Attorney Arthur Saldivar, who, as previously mentioned, is representing a number of the Mennonites who will be challenging GoB’s recent measures in court, told local media that the trucks were stopped, and persons were photographed and asked for their identification cards, which he states is yet another violation of their rights. Some of those who were stopped have thus made it a point to visit the Ministry of National Security and file complaints at the Professional Standards Branch.

“On Saturday last, a number of persons were coming down to Belize City in their vehicles and they were stopped on the road. Now it appears to me and to others that these Covid protocols have actually fostered a sense of lawlessness amongst the law enforcers in the sense that they believe it is within their right, purview to violate the rights of Belizeans despite not having lawful authority to do so. So these persons that have come to the Ministry came particularly to make their report at the Professional Standards and Bureau Branch to have their complaints be officially lodged with a view to looking to further legal applications thereafter,” Saldivar explained.
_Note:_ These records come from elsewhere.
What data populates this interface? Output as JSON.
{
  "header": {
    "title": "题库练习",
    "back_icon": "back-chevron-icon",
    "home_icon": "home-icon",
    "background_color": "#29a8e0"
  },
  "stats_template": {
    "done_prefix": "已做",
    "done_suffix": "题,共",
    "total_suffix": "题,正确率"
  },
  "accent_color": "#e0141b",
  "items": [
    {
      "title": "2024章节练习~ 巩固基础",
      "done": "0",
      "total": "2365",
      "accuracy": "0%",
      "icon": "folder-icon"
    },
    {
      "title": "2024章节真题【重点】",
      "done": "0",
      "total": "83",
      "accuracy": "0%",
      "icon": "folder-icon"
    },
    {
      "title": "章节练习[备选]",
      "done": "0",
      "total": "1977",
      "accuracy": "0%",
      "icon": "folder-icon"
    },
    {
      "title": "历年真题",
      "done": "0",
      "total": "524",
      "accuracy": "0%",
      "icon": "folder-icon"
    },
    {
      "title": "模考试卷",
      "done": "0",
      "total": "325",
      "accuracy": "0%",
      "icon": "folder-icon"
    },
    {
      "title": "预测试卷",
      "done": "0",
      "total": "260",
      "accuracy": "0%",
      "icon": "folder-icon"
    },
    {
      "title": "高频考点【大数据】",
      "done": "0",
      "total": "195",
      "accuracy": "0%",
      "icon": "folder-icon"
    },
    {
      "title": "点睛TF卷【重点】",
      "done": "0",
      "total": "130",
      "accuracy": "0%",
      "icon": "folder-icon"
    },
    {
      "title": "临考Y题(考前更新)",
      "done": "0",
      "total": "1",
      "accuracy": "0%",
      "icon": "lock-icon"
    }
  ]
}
Saldivar stressed that his clients have the right to visit any location in the country despite what flag they want to carry and what beliefs they have. He said that “not only were they stopped, but they were required to produce their identification – their licenses, those IDs were photographed, in many cases they themselves were photographed by the police and it is the view of these persons that they were being profiled.”